Caligula comes to the party, or maybe vice versa

POLITICAL ANALYSIS (Rooters agency) – The Reactionary Party convention, to be held in Cleveland in July, has been officially renamed by the party’s National Committee as the Convention of Americans Loyal to Independence, God, Unceasing Lying and Anger.

City authorities have already begun preparing for the convention, installing large street posters proclaiming “Welcome CALIGULA” (the acronym from the name of the convention).

It was only several days later that some wag on Facebook pointed out that Caligula was the name of an ancient Roman Emperor with a less than savory reputation.

Caligula, according to historians writing after his demise, was widely regarded as a misogynist, warmonger, and public nuisance. (He would have been known as a racist as well, except for the fact that ancient Rome hadn’t yet invented races, despite being big on slavery.)

Caligula was said to have planned to appoint his horse to the position of consul. That was a scandal because consuls in ancient Rome were important government officials, not today’s issuers of passports and trade promoters whose jobs could easily be filled by a moderately intelligent chimpanzee, if not a horse.

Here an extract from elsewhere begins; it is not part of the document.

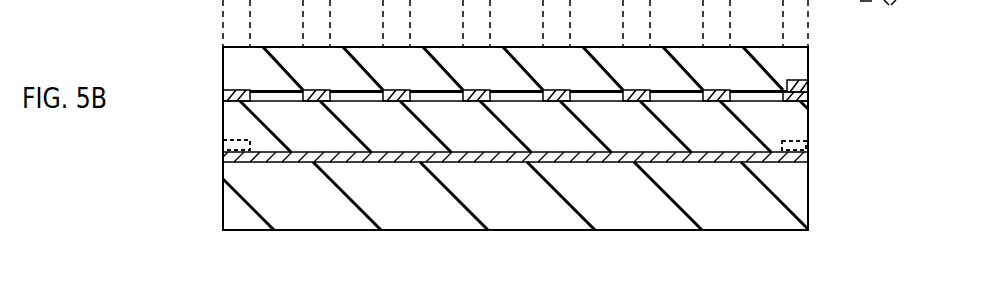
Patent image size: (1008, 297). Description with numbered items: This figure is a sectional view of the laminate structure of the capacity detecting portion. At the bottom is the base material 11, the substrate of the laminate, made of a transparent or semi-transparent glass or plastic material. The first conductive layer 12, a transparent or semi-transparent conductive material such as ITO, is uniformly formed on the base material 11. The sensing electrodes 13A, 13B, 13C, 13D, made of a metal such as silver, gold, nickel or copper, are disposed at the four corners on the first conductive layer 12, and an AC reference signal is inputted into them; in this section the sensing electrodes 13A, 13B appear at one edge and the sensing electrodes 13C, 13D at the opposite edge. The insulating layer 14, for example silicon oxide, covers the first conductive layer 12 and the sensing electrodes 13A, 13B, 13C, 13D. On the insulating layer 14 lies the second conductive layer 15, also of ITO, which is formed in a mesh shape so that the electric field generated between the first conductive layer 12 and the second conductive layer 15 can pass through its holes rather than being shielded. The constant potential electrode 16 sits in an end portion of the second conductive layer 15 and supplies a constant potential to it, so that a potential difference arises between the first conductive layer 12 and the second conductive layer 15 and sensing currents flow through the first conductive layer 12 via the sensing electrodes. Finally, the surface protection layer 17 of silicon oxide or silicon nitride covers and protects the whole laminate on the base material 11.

According to some accounts, Caligula also made the horse a Senator, but in ancient Rome that would not have attracted much more attention than would be attracted today by the election of a horse or a dead person to the US Senate. There is no record of how the horse voted in the Roman Senate, if indeed it sat or stabled there, but lobbyists would surely have promised it green pastures if it behaved as required, and that no doubt settled the matter.

The name of Caligula’s favored horse was Incitatus, which is Latin for “Troublemaker”. Some, probably deranged, commentators have tried to draw a parallel between all that and the current situation, in which CALIGULA will appoint as its candidate for President (Consul) the hair stylist Ronald Dump.

This claimed parallel is based on Dump, like Caligula, being a misogynist, warmonger, racist, and public nuisance. But that clearly is absurd, because it compares Dump with Caligula, when it should of course compare him with Caligula’s horse.

Incitatus comes away very well in such comparisons, having been known as well mannered, peaceful, intelligent, and indifferent to racial and gender distinctions. Sadly for Incitatus (and perhaps for ancient Rome), his advancement was stymied in 41 A.D. when Caligula’s imperial re-election campaign was cut short by his assassination.

Historical footnote: Caligula, like US presidents, ruled for four years. But US presidents differ from Caligula in that none of them for at least a century have been real horse aficionados.